От неожиданности дед Панас выскочил из ямы, но поскользнулся на свежевырытой земле и вновь скатился вниз.
— Ну что ты прыгаешь? — постарался его успокоить бесёнок. — Чертей никогда не видал?
Дед стал запоздало креститься, приговаривая:
— Чур меня! Чур меня!
— Да не бойся ты, — усмехнулся бес. — За своё освобождение должен я исполнять любые твои желания до последних твоих дней. Так что привыкай ко мне. А чтоб не пугать народ, приму‑ка я облик твоего козла.
Панас в изумлении увидел, как зашевелился околевший козёл. Он приподнял голову и кивнул деду:
— Ну, что сидишь? Пошли домой!
Дед вылез из ямы и на трясущихся ногах послушно поплёлся за козлом. Уже подходя к дому, Панас вдруг услышал, как из‑за плетня напротив громко закричала Кулемиха.
— Эй, ты, обмылок! Куда это ты со своим козлом ночами ходишь? Не за капустой ли на чужие грядки?
— Чтоб у тебя язык отсох, — в сердцах воскликнул дед, и, к его удивлению, Кулемиха замолчала.
— Твоё желание исполнено, — проговорил козёл.
Панас посмотрел на Кулемиху и увидел, как она с выпученными глазами машет руками и что‑то пытается выкрикнуть, но кроме хрюканья у неё ничего не получается.
Всё ещё не осознав до конца случившееся, дед, как в тумане, добрёл до дома и лёг спать.
Проснулся он только к обеду и сразу стал вспоминать ночное происшествие. «Приснится же такое!» — подумал он и выглянул в окно. Всё было как обычно, не считая того, что козёл лежал на траве и с удовольствием курил, пуская кольца дыма.
— Ну что, выспался? — спросил он.
«Значит, не приснилось, — мелькнула у Панаса мысль. — Может быть, к батюшке в церковь сходить? Хотя после того, как я обозвал матушку жирной коровой, он точно не поможет».
— Не поможет, — подтвердил козёл. — Он тебя в тот же день отлучил от церкви.
Дед Панас с ужасом заметил, что размышляет вслух.
— Слушай, ну отстань ты от меня, — умоляюще обратился он к нечистому.

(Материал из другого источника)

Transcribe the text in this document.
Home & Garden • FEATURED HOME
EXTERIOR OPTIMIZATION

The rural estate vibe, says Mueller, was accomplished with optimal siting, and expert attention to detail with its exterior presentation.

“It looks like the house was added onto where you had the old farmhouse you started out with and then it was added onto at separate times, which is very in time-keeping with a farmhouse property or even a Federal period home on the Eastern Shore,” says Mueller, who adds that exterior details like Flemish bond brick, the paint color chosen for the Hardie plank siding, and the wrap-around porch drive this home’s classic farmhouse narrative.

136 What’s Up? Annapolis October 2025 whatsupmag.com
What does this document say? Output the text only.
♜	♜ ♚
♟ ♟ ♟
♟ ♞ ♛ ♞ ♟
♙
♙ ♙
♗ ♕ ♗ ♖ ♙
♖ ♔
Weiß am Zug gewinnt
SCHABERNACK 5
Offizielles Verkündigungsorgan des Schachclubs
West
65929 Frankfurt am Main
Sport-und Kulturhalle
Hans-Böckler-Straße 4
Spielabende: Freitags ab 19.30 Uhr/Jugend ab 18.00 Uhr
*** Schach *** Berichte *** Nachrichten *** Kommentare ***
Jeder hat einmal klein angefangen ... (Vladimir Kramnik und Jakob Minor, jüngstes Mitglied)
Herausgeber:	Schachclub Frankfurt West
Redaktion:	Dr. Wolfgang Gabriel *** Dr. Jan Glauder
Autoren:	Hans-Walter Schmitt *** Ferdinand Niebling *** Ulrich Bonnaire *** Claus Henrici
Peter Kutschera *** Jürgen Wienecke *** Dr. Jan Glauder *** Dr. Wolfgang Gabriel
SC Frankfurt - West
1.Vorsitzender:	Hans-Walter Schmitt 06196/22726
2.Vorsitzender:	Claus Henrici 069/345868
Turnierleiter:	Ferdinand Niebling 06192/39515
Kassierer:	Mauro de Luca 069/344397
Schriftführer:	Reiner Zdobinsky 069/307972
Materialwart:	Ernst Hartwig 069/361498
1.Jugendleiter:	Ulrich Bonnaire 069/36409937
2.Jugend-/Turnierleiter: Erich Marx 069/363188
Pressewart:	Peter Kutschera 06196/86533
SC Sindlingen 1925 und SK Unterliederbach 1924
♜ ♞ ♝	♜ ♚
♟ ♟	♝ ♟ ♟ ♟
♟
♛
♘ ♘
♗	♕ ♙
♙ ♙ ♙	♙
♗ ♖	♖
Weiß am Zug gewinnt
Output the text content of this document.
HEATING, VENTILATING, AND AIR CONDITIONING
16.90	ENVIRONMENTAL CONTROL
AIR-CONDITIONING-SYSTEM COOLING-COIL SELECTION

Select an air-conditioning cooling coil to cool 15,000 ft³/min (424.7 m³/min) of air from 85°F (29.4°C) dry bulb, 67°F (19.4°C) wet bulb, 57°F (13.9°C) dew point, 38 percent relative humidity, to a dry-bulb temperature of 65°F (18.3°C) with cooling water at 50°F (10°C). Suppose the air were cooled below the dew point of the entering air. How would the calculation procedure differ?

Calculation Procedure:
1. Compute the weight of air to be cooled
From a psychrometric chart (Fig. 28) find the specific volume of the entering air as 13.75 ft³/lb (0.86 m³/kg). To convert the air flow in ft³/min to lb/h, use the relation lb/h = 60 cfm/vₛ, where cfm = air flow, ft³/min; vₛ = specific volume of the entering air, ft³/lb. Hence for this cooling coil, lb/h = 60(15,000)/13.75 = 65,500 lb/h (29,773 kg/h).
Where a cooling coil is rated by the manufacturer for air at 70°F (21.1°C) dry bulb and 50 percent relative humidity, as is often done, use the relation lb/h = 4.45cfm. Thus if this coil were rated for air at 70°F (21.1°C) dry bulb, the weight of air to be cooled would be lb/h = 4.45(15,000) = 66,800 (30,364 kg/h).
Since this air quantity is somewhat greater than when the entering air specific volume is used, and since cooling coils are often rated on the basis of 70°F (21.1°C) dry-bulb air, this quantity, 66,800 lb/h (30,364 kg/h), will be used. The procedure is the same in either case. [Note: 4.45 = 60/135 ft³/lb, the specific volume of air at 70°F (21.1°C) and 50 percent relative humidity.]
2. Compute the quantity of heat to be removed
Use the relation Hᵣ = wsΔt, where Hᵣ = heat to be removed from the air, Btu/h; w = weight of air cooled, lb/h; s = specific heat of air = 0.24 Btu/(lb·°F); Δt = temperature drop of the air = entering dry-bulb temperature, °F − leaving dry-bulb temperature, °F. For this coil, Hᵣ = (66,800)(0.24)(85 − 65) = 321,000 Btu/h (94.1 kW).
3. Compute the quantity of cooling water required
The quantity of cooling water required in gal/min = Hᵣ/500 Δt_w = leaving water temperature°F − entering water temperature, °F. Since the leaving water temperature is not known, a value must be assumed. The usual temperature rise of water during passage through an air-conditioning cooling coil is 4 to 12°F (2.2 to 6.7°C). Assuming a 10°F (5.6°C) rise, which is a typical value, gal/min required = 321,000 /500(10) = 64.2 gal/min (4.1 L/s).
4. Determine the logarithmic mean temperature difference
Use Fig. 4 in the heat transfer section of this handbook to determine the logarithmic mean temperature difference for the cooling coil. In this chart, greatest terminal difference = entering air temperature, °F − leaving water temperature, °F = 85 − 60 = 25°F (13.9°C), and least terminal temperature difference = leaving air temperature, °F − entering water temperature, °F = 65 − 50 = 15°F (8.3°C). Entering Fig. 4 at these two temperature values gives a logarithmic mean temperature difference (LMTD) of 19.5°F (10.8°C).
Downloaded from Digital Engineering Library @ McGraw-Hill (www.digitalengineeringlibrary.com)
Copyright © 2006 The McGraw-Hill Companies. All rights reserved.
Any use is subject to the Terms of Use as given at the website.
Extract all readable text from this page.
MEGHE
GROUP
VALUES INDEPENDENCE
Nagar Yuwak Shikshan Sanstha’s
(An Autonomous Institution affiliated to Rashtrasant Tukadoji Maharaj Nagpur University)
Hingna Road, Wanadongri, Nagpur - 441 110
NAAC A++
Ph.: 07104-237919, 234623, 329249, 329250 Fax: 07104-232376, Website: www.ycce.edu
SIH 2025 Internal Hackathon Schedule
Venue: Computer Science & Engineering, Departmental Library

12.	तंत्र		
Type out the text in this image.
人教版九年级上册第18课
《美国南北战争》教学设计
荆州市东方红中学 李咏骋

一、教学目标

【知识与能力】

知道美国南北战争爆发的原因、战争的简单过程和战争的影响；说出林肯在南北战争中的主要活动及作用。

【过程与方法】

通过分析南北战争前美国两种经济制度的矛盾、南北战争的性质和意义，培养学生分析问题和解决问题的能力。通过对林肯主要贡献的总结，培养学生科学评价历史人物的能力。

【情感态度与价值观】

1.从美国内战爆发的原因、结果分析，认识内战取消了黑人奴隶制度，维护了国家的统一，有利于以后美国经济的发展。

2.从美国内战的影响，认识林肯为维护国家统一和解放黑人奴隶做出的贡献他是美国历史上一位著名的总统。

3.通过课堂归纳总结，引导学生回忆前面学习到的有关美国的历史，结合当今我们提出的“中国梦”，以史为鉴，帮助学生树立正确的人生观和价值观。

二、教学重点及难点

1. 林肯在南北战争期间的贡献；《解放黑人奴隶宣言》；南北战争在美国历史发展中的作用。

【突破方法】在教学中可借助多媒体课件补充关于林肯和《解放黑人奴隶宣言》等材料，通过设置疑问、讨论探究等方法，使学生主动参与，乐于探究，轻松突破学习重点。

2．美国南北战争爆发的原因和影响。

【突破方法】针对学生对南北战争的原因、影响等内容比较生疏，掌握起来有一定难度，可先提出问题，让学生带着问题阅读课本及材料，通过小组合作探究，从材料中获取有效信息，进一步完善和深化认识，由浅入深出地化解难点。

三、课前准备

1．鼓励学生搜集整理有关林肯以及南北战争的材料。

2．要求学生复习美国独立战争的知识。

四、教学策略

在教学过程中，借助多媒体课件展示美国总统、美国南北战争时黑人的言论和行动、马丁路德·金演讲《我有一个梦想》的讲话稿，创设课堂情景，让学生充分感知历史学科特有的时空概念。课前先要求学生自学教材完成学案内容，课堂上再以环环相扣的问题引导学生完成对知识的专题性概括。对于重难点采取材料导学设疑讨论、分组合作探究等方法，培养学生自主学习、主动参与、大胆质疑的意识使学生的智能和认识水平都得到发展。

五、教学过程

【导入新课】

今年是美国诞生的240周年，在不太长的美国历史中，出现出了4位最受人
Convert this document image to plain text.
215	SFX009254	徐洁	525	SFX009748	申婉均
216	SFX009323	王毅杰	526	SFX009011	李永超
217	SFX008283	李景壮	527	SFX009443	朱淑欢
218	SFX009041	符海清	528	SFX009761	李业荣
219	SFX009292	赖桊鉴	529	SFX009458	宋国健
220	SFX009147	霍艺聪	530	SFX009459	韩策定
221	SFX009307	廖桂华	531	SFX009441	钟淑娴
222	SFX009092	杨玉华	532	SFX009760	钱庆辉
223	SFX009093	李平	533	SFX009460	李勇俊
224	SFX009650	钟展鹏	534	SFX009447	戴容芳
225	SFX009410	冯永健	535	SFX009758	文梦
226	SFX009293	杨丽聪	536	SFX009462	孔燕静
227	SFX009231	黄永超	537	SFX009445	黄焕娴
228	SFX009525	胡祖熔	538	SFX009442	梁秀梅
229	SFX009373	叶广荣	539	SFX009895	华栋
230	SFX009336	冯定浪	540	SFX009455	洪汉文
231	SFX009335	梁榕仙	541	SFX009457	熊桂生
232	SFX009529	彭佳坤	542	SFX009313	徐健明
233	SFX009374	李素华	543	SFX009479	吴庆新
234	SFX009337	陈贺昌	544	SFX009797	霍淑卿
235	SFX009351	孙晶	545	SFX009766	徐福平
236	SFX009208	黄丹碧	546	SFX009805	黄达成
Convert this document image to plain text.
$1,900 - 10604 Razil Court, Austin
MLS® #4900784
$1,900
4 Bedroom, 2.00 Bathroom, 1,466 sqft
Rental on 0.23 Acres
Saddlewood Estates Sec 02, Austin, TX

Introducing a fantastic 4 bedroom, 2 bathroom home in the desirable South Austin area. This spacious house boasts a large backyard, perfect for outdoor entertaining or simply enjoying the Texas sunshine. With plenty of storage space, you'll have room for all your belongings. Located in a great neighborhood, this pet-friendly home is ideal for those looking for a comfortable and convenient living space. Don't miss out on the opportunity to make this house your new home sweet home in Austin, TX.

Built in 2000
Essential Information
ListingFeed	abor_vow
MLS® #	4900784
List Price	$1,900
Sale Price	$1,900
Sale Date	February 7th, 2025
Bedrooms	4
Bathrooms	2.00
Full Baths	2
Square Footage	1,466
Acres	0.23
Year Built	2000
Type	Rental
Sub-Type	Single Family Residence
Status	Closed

— Идиот, — возмутился бес, — я начинаю понимать тех баб, которые говорят, что сотрясение мозга тебе не грозит. Я пытаюсь тебе втолковать, что кроме выполнения твоих желаний мне ничего не нужно.
— Правда? — с облегчением спросил старик.
— Конечно, — подтвердил бес. — Ты слышал, чтобы черти кого‑нибудь обманули? Нет? Вот и я такой же. Так что живи себе, как жил.
Но жить как прежде Панасу было уже не суждено.